Foto kenang-kenangan di hari terakhir bekerja di apahabar.com |
elfaqar - Beberapa minggu yang
lalu, saya bermimpi buruk. Saya benar-benar takut mimpi itu jadi kenyataan. Sekilas
ingatan saya di dalam mimpi tersebut, berlatar pintu depan kantor tempat saya
bekerja. Saat itu jam makan siang, seperti biasa saya duduk di depan. Tiba-tiba,
bos mengatakan, “zul, ini uang pesangon
kamu”, sambil menyodorkan uang selembar 100ribu.
Sontak, saya bangun dari tidur dan langsung menyadari bahwa
itu hanya mimpi. Namun reflek, saya langsung berkata kepada istri saya yang
saat itu tidur di sebelah saya, “saya
mimpi buruk”.
Hari-hari dilewati seperti biasa. Saya sudah hampir
melupakan mimpi itu.
Namun tak lama, berhembus kabar buruk. Bahwa kantor kami
yang ada di Jakarta tutup total, dan semua karyawannya diberhentikan secara
tiba-tiba.
Saya akan bercerita dari belakang tentang kejadian itu.
Akhir Januari 2024 di minggu ke empat, saya diberi instruksi
menghapus sebuah berita yang diterbitkan oleh Jakarta.
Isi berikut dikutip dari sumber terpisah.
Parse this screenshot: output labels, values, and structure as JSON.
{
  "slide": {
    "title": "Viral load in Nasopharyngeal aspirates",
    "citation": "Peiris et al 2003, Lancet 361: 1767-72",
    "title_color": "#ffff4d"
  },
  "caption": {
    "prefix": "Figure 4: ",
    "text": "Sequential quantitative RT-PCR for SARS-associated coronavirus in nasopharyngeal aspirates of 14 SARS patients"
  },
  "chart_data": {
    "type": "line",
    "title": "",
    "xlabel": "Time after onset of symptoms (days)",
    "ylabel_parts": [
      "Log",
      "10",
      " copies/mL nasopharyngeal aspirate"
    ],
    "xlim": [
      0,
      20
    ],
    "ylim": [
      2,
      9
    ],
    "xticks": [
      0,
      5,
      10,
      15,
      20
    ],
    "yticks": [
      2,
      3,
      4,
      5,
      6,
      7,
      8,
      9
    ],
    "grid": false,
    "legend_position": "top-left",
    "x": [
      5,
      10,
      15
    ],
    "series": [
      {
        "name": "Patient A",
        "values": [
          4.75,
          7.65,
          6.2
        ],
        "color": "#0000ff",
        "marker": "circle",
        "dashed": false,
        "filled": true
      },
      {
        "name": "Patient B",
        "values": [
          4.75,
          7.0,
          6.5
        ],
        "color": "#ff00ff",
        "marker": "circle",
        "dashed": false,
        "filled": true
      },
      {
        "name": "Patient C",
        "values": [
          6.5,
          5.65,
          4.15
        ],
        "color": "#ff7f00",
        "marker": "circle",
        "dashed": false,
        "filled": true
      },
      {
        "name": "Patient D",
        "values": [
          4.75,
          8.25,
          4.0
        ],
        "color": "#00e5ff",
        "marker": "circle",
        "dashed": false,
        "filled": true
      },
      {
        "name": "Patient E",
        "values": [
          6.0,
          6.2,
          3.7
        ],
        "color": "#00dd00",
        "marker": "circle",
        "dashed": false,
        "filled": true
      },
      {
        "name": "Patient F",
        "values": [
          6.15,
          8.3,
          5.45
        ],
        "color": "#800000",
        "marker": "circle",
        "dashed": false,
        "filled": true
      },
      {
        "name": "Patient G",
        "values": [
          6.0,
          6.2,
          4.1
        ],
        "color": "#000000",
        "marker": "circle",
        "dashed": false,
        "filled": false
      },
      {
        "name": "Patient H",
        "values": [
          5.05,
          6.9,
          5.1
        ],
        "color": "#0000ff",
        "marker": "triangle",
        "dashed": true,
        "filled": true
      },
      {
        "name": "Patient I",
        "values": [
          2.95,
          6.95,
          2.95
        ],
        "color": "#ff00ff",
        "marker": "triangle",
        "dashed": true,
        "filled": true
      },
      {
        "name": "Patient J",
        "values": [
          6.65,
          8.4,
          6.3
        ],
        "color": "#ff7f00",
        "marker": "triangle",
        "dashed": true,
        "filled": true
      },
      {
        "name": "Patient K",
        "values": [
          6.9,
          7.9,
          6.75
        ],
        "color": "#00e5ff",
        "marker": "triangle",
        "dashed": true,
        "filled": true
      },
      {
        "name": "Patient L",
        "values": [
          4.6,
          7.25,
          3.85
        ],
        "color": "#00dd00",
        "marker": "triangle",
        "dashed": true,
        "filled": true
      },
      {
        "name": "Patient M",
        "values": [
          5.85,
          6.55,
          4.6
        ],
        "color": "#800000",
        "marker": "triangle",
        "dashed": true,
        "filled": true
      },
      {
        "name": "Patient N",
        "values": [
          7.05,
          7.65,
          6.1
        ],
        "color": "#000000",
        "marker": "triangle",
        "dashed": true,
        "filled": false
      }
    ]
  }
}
Malam itu langsung saya
kerjakan, tanpa tahu kenapa.
Paginya, bos datang ke kantor dengan mood yang buruk. Beliau
ngamuk dan marah-marah soal berita tersebut.
Esok harinya, beliau langsung terbang ke Jakarta, saya pikir apakah sebegitu urgent-nya kah hal tersebut. Beberapa hari kemudian, terdengar kabar bahwa kantor kami yang ada di Jakarta tutup total, dan terjadi PHK massal.
Kabar tersebut berhembus dengan cepat, seperti peluru yang
menghujam dada. Semua was was. Namun ada juga yang masih terlihat santai,
seolah hal itu bukan apa-apa.
Di awal Februari 2024, bos tiba-tiba mengadakan rapat
penting bersama beberapa orang petinggi di kantor. Salah satu IT kami pun ikut
dibawa rapat.
Alhasil, menurut info yang tersebar di lingkungan kantor, kami
akan berganti nama website. Saya pikir saat itu, apakah sebegitu parahnya kasus
tersebut sehingga kita harus ganti nama?
Namun beberapa karyawan ada yang mulai was was dengan hal
tersebut. Saat itu saya masih berpikir positif.
Senin, 5 Februari 2024. Bos mengumpulkan kami semua, dan
menyatakan bahwa kantor harus tutup lalu semua karyawan diberhentikan. Dikarenakan
investor tak ingin lagi berhubungan dengan media yang kami jalankan.
Seperti geledek di siang hari, saat itu saya hanya terdiam. Langsung
terbayang di pikiran saya tentang cicilan rumah yang baru jalan setahun lebih,
dan anak yang sebentar lagi mau masuk SMP.
Di saat rapat itu, saya hanya menggut-manggut kecil. Tak berani
bersuara, saya takut air mata ini menetes.
Selesai rapat, siangnya kami makan-makan bersama. Tertawa bersama, keceriaan muncul, seolah tak terjadi sesuatu yang buruk. Namun saya tau, itu hanya tawa palsu. Saya tidak bisa ikut tersenyum. Karena saya bukan manusia palsu.